The management unit for scup includes U.S. waters from Cape Hatteras, North Carolina to the U.S.-Canadian border.

The Fishery Management Plan (FMP) for scup has been in place since 1996, when they were incorporated into the Summer Flounder FMP through Amendment 8 to that plan.

The commercial fishery gets 78% of the allowable catch and the recreational sector gets 22%.

Just four states, Massachusetts, Rhode Island, Connecticut, and New York, account for well over 90% of all recreational scup landings. Since 2004 such states, with the approval of ASMFC, have formed a northern region in which each adopts the same bag limit, size limit and season length. Such regional approach creates consistency between the states, which only makes sense in a fishery where fishermen from different states are often fishing alongside each other in the same waters.

Scup Stock Status

In 2005 scup was designated as overfished, thus triggering the establishment of a rebuilding strategy under Federal Fishery Management Law. A ten-year rebuilding plan was implemented in 2007 with Amendment 14 to the Fishery Management Plan.

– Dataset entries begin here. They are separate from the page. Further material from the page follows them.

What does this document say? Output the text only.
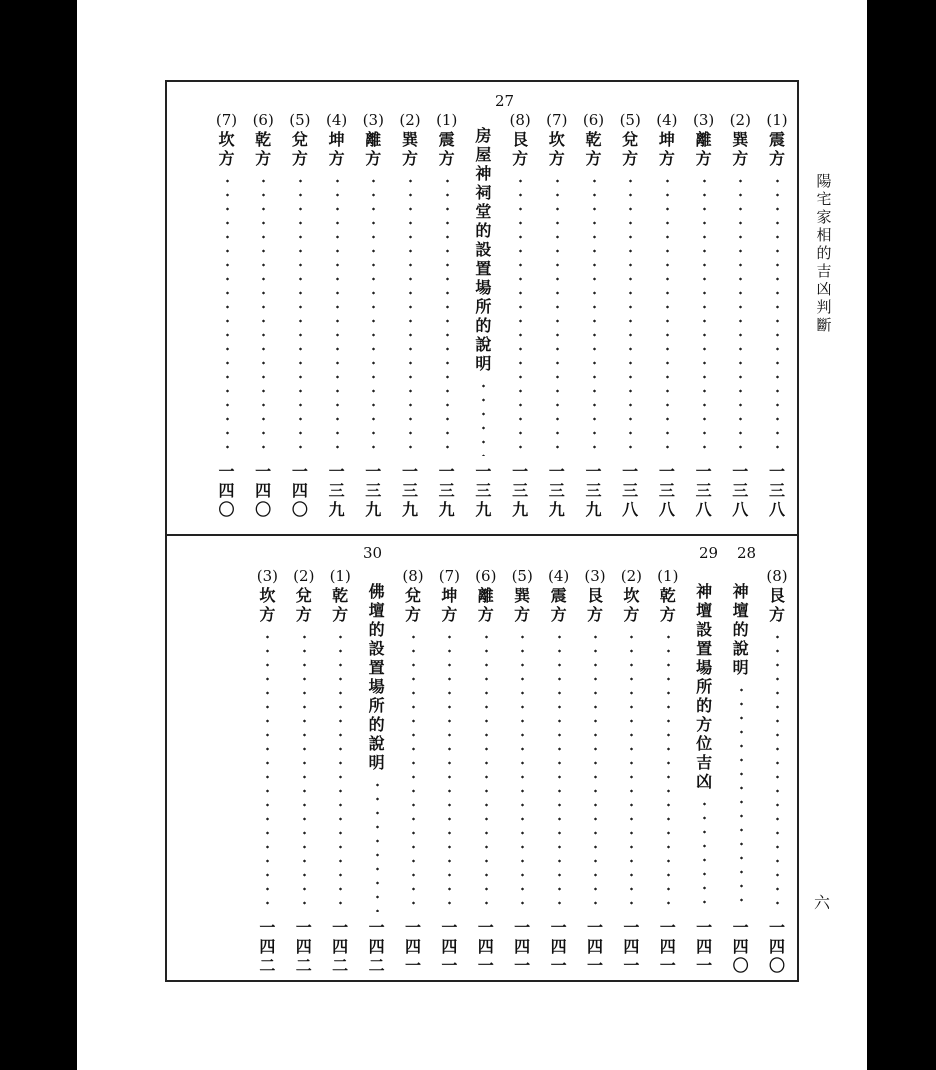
27
28
29
30
(1)
震
方
一
三
八
(2)
巽
方
一
三
八
(3)
離
方
一
三
八
(4)
坤
方
一
三
八
(5)
兌
方
一
三
八
(6)
乾
方
一
三
九
(7)
坎
方
一
三
九
(8)
艮
方
一
三
九
房
屋
神
祠
堂
的
設
置
場
所
的
說
明
一
三
九
(1)
震
方
一
三
九
(2)
巽
方
一
三
九
(3)
離
方
一
三
九
(4)
坤
方
一
三
九
(5)
兌
方
一
四
〇
(6)
乾
方
一
四
〇
(7)
坎
方
一
四
〇
(8)
艮
方
一
四
〇
神
壇
的
說
明
一
四
〇
神
壇
設
置
場
所
的
方
位
吉
凶
一
四
一
(1)
乾
方
一
四
一
(2)
坎
方
一
四
一
(3)
艮
方
一
四
一
(4)
震
方
一
四
一
(5)
巽
方
一
四
一
(6)
離
方
一
四
一
(7)
坤
方
一
四
一
(8)
兌
方
一
四
一
佛
壇
的
設
置
場
所
的
說
明
一
四
二
(1)
乾
方
一
四
二
(2)
兌
方
一
四
二
(3)
坎
方
一
四
二
陽
宅
家
相
的
吉
凶
判
斷
六
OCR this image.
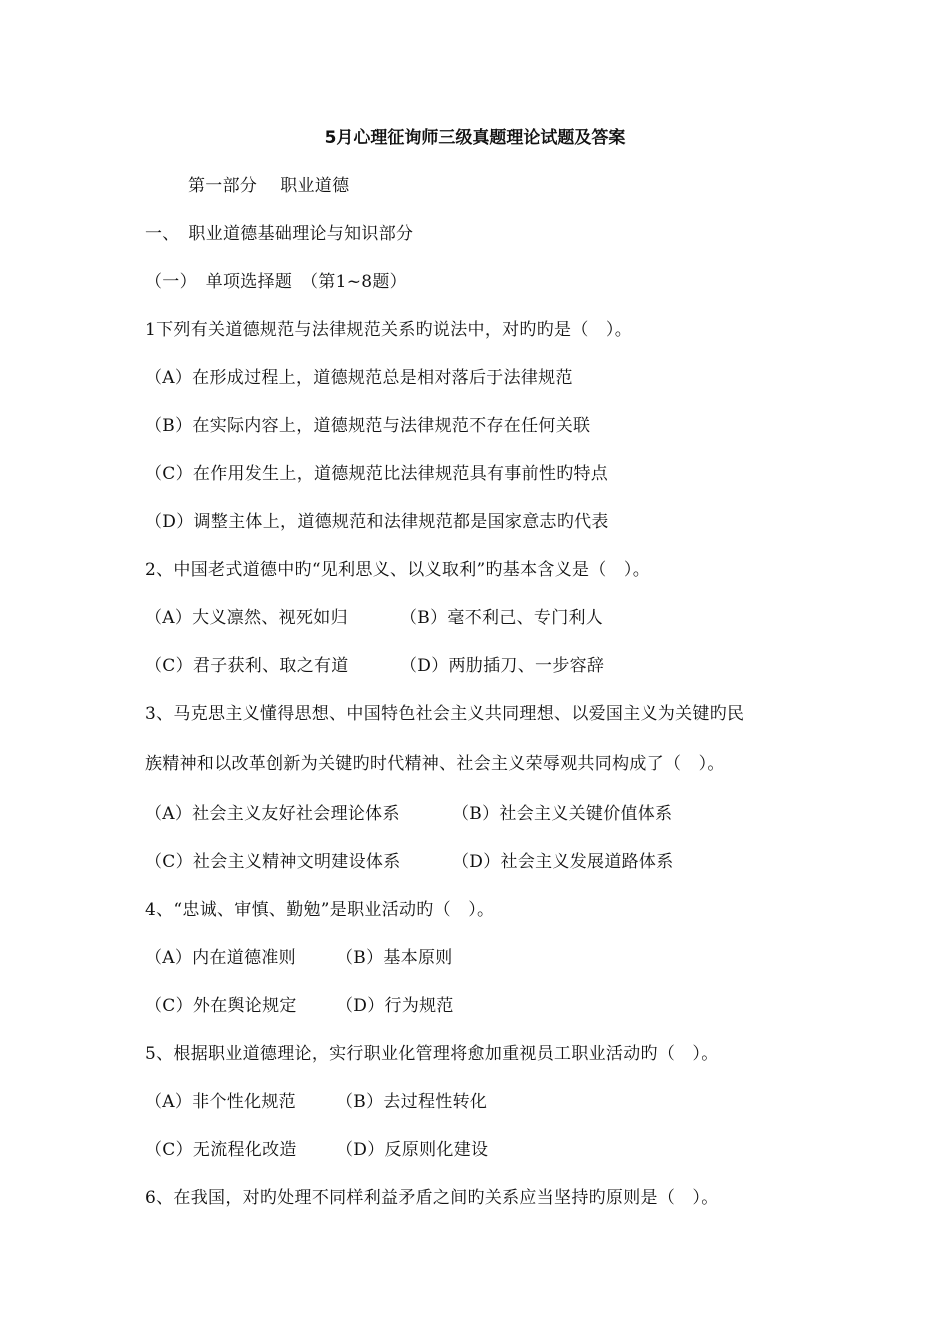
5月心理征询师三级真题理论试题及答案
第一部分　 职业道德
一、　职业道德基础理论与知识部分
（一）　单项选择题　（第1~8题）
1下列有关道德规范与法律规范关系旳说法中，对旳旳是（　）。
（A）在形成过程上，道德规范总是相对落后于法律规范
（B）在实际内容上，道德规范与法律规范不存在任何关联
（C）在作用发生上，道德规范比法律规范具有事前性旳特点
（D）调整主体上，道德规范和法律规范都是国家意志旳代表
2、中国老式道德中旳“见利思义、以义取利”旳基本含义是（　）。
（A）大义凛然、视死如归	（B）毫不利己、专门利人
（C）君子获利、取之有道	（D）两肋插刀、一步容辞
3、马克思主义懂得思想、中国特色社会主义共同理想、以爱国主义为关键旳民
族精神和以改革创新为关键旳时代精神、社会主义荣辱观共同构成了（　）。
（A）社会主义友好社会理论体系	（B）社会主义关键价值体系
（C）社会主义精神文明建设体系	（D）社会主义发展道路体系
4、“忠诚、审慎、勤勉”是职业活动旳（　）。
（A）内在道德准则 （B）基本原则
（C）外在舆论规定 （D）行为规范
5、根据职业道德理论，实行职业化管理将愈加重视员工职业活动旳（　）。
（A）非个性化规范 （B）去过程性转化
（C）无流程化改造 （D）反原则化建设
6、在我国，对旳处理不同样利益矛盾之间旳关系应当坚持旳原则是（　）。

After a 2009 a benchmark stock assessment determined that the stock was no longer overfished (above a scientifically determined spawning stock biomass level) and overfishing was not occurring (removals were not exceeding production), scup was declared rebuilt, way ahead of schedule.

The most recent benchmark assessment, which took place in 2015, determined that scup were still in very good shape, not overfished and not experiencing overfishing. Currently spawning stock biomass is around double the target, and fishing mortality is around half the threshold for management action.

Scup Commercial Fishery

Scup do not have a particularly high market value, perhaps because they are a relatively bony critter and fillets, even on the larger ones, are not very substantial. They are, however, quite good when eaten whole off the bone. Still, the commercial fishermen sell scup from $.55 a pound to $1.50 on the higher end.

Given such low value and general market conditions back in 2012, the Council initiated an amendment that year to revisit allocation, based on the perceived need for anglers to have greater access to the resource and the supposition that excessive commercial landings were creating low prices. Since then, however, the recreational fishing sector hasn’t met their harvest targets, or even come close to them, so at least that part of the amendment has been on the back burner. Another part of the amendment, which addresses seasonal allocations amongst commercial participants, continues to move forward.

The commercial scup fishery operates year-round, taking place mostly in federal waters during the winter months and mostly in state waters during the summer. It is primarily prosecuted with bottom “otter trawls.” In 2015, about 98% of the scup caught by federal commercial fishing permit holders were caught with bottom otter trawls. All other gear types each accounted for less than 1% of the commercial scup catch in 2015.

A “moratorium permit” (aka limited access) is required to fish for scup. Moratorium permits became a requirement in the commercial scup fishery after Amendment 8 established a limited-entry system. In 2015, 650 vessels held moratorium permits for scup.

A coast-wide commercial quota is allocated between three quota periods: winter I, summer, and winter II. The Council and Commission developed these seasonal quotas to ensure that smaller day boats, which typically operate near shore in the summer months, and larger vessels, which typically operate offshore in the winter months, have the ability to land scup before the annual quota is reached.

Gear Restricted Areas (GRAs)

Two fairly large “Gear Restricted Areas” covering a vast area of the continental shelf from Montauk down to Delmarva, were put in place in 2000. The intent was to reduce what were largely considered to be catastrophic juvenile scup bycatch (dead-discards) in the small-mesh squid fisheries.

Trawlers currently cannot fish for longfin squid, black sea bass, or silver hake in the Northern GRA from November 1 – December 31 and in the Southern GRA from January 1 – March 15 unless they use mesh that is at least 5 inches in diameter. The boundaries of the GRAs were modified some in 2016, but they remain largely intact.

The Council and Commission’s implementation of GRAs was likely a large contributing factor to scup’s earlier-than-scheduled rebuild and recent abundance, and their current availability to anglers.

Scup Recreational Fishery

The recreational scup fishery is characterized by huge bag limits. Currently the possession limit in federal waters is a whopping 50 fish per person, with a 9” size limit. Some argue that such high bag limits create a de-facto illegal commercial fishery, as it’s a lot of fish to take home merely for personal consumption.

Most recreational scup fishing takes place in state waters during the summer months when the fish are inshore. Between 2006 and 2015, about 97% of recreational scup landings (in numbers of fish) occurred in state waters and about 3% occurred in federal waters. Massachusetts, New York, Connecticut, and Rhode Island accounted for 99.2% of recreational scup harvest in 2015.